Diantara janji-janjinya yang perlu diingat antara lain: dia akan mencaplok kembali Gaza dan Tepi Barat. Artinya, dia akan menghapus mimpi rakyat Palestina untuk memiliki negara secara damai. Dengan kata lain, perjanjian damai Palestina-Israel berdasarkan konsep two states solution akan dikuburnya dalam-dalam.
Sebagai gantinya Presiden Amerika Donald Trump sudah menyiapkan perjanjian damai baru yang disebutnya: "Deal of the Century" yang artinya "Kesepakatan Abad Ini".
Walaupun namanya keren akan tetapi isinya kosong. Baik Israel, Amerika, maupun sejumlah negara Arab yang ikut mendukungnya, sudah membocorkan sebagian isinya sebagai prakondisi.
Mahmoud Abbas yang akrab dipanggil Abu Mazen sebagai Presiden Palestina sudah menolaknya mentah-mentah. Sikap ini didukung penuh baik oleh Fatah maupun Hammas, juga faksi-faksi lain yang lebih kecil di Palestina.

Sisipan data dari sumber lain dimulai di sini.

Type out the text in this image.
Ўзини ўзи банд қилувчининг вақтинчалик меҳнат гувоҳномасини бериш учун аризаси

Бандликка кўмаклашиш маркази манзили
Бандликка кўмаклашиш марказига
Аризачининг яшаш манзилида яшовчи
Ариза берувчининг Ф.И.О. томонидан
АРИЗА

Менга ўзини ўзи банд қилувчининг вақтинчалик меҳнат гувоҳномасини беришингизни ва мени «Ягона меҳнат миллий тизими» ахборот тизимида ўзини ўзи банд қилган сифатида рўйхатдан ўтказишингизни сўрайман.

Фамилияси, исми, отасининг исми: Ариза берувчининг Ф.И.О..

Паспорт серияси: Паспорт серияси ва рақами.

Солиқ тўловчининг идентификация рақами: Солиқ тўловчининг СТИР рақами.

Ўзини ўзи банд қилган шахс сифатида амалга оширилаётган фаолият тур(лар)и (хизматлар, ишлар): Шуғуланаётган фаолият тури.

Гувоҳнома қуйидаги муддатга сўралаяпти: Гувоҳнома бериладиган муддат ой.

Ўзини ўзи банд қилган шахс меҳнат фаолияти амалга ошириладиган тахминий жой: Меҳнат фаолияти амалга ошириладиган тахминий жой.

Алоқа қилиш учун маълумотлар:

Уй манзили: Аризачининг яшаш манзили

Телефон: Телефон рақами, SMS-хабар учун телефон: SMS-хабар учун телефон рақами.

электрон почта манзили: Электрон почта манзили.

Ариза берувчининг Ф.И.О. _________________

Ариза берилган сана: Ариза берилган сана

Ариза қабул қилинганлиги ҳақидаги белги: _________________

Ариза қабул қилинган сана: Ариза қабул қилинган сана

Jika usulan perdamaian sebelumnya, didukung Fatah tetapi ditentang Hammas, sehingga rakyat Palestina terbelah. Kini keduanya kompak bersatu, membuat seluruh rakyat Palestina secara bulat menyikapinya.
Poin-poin dalam usulan perjanjian yang bocor antara lain:
Pertama, ibukota Palestina di kota kecil bernama Abu Dis, bukan Yerusalem Timur sebagaimana diinginkan bangsa Palestina.
Kedua, luas wilayah Palestina tidak sebagaimana yang dituntut bangsa Arab, yakni wilayah dengan perbatasan sebelum perang Arab-Israel 1967. Akan tetapi lebih kecil lagi karena Israel menginginkan seluruh pemukiman Yahudi yang telah dibangunnya di Tepi Barat tetap menjadi bagian dari Israel. Selain itu diperlukannya daerah penyangga diantara dua negara yang diambil dari wilayah Palestina. Dengan skema seperti ini, Aljazeera memperkirakan hanya sekitar separo dari wilayah Tepi Barat yang akan diberikan ke Palestina.
Ketiga, kekuasaan negara Palestina, tidak seperti negara merdeka pada lazimnya. Hanya boleh memiliki polisi tanpa tentara. Wilayah darat, laut, dan udaranya, tetap dikontrol Israel. Semua pintu masuk orang dan barang dimonitor otoritas negara Zionis ini.
Keempat, para pengungsi Palestina termasuk anak-cucunya yang mengungsi ke negara lain, baik akibat perang Arab-Israel tahun 1948 maupun tahun 1967, tidak diperkenankan kembali pulang ke negaranya.
Jika Amerika dan Israel konsisten dengan rencananya masing-masing, maka dunia harus menghadapi kenyataan pahit, tertutup jalan damai untuk menyelesaikan masalah Palestina yang berawal sejak berdirinya negara Israel tahun 1948. Artinya hanya masalah waktu berkecamuknya kembali perang baru di Timur Tengah.
Pertanyaannya apakah bangsa Arab siap menghadapinya? Dalam kondisi terpecah-belah seperti saat ini tampaknya tidak. Apalagi mayoritas mereka kini sibuk dengan urusan dalam negrinya masing-masing. Lalu bagaimana kira-kira sekenario perang akan berlangsung?
Ada dua pemain kunci yang potensial untuk melawan Israel saat ini, yakni Turki dan Iran. Apakah mereka akan menghadapinya sendiri-sendiri, atau akan berkoalisi sehingga akan menggempur Israel dari Utara dan Timur? Rasanya terlalu dini untuk mengkalkulasinya, mengingat rumitnya konstalasi politik yang melingkupinya, di samping banyaknya faktor yang akan ikut menentukannya yang saat ini belum bisa diprediksi.
Di samping kondisi politik dalam negeri dua negara ini, faktor regional juga ikut menentukan, khususnya sikap Suriah dan Lebanon yang memiliki perbatasan langsung dengan Israel. Selain itu sikap Rusia sebagai pemain global yang terbukti cukup tangguh bermain di wilayah ini.
Dalam sejarah dicatat dengan tinta emas dua nama pembebas kota suci Al Quds atau Baitul Maqdis yang juga dikenal dengan nama Yerusalem, yaitu Umar bin Khattab dan Salahuddin Al Ayyubi. Mungkinkah kini akan lahir pahlawan baru pembebas Al Quds? Mari kita ikuti dan saksikan jalannya sejarah.
Penulis adalah pengamat politik Islam dan demokrasi.